Can successive approximation method get global optimum solutions?


My objective function involves “log”,and cvx says that “Successive approximation method to be employed”.Although the problem can be solved,I wonder whether the answer is optimum.

(Denis Rosset) #2

To convince yourself, verify that your problem is convex using the DCP rules of CVX.

All the local optima of a convex problem are global optima. This does not mean that the solution is unique, but that all solutions lead to the same objective value.

(Mark L. Stone) #3


This approach has proven surprisingly effective for many problems. However, as with many heuristic approaches, it is not perfect. It will sometimes fail to converge even for problems known to have solutions

The bottom line, unfortunately, is that we cannot guarantee that the successive approximation approach will successfully handle your specific models. If you encounter problems, you are invited to submit a bug report, but we will not be able to promise a fix.
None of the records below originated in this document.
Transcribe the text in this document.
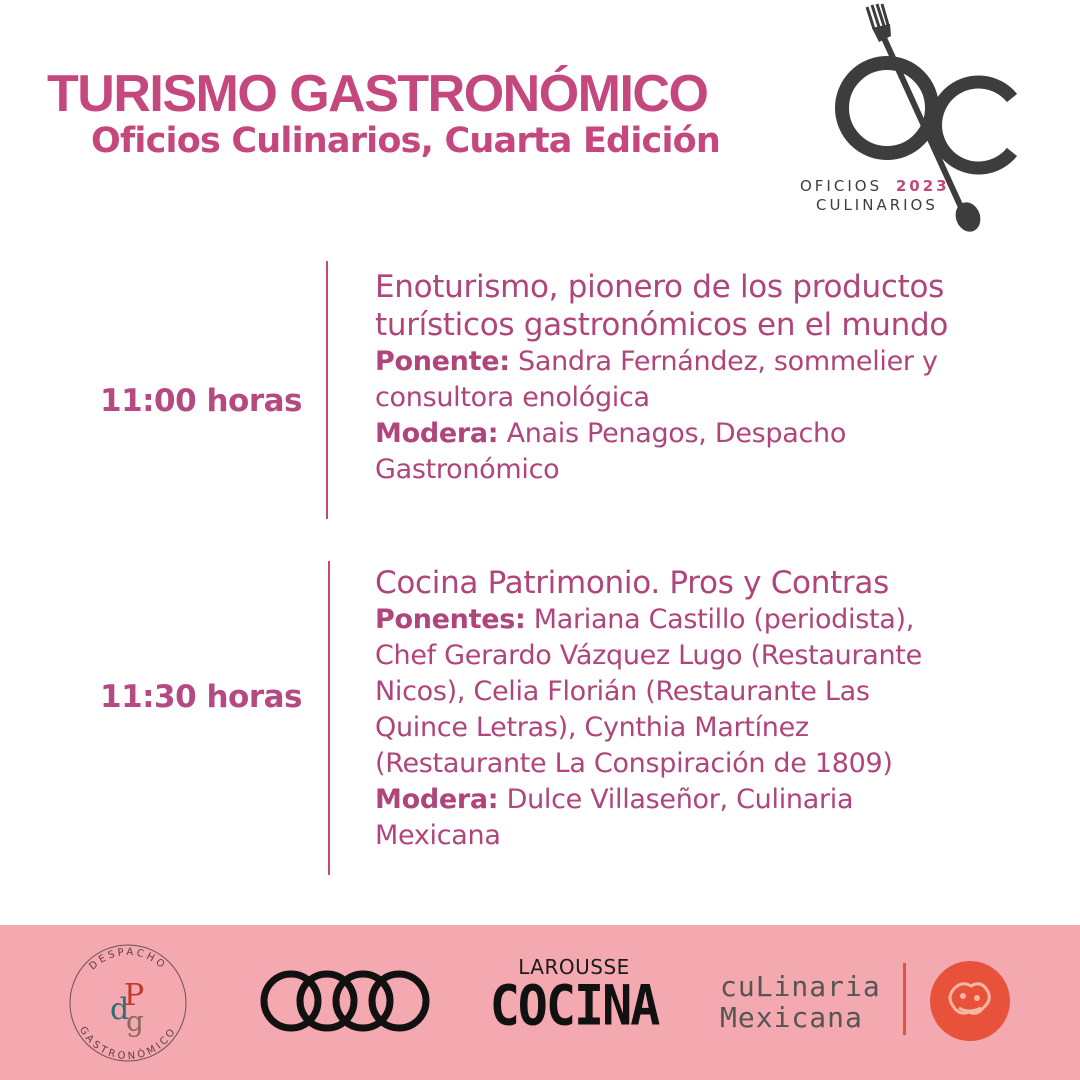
TURISMO GASTRONÓMICO
Oficios Culinarios, Cuarta Edición
OFICIOS 2023
CULINARIOS
11:00 horas
Enoturismo, pionero de los productos
turísticos gastronómicos en el mundo
Ponente: Sandra Fernández, sommelier y
consultora enológica
Modera: Anais Penagos, Despacho
Gastronómico
11:30 horas
Cocina Patrimonio. Pros y Contras
Ponentes: Mariana Castillo (periodista),
Chef Gerardo Vázquez Lugo (Restaurante
Nicos), Celia Florián (Restaurante Las
Quince Letras), Cynthia Martínez
(Restaurante La Conspiración de 1809)
Modera: Dulce Villaseñor, Culinaria
Mexicana
DESPACHO
GASTRONÓMICO
d
P
g
LAROUSSE
COCINA	cuLinaria
Mexicana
It is possible, and perhaps “usual”, that the successive approximation method converges to a (the) correct solution (global optimum). It is possible for it to not converge. Is it possible for it to (appear to) converge to a solution which is not a global optimum of the original problem?

(Denis Rosset) #4

Ooh yes, thanks for the precision.

What about the support in CVX3 for the SCS and ECOS solvers?


You mean that if the method converges to get a solution,it’s probably global optimum?I also substitute the solution into the KKT conditions and it perfectly satisfies.So can I say I get global optimum solution here?


??I don’t know about the solvers you mentioned.

(Mark L. Stone) #7

If the solution satisfies sufficient conditions for global optimum, then it’s a global optimum.

(Denis Rosset) #8

I’ve been able to solve problems involving both semidefinite and exponential cones through SCS. But I don’t know if CVX 3 can translate automatically the formulations (I’ve done some manual processing to make it work).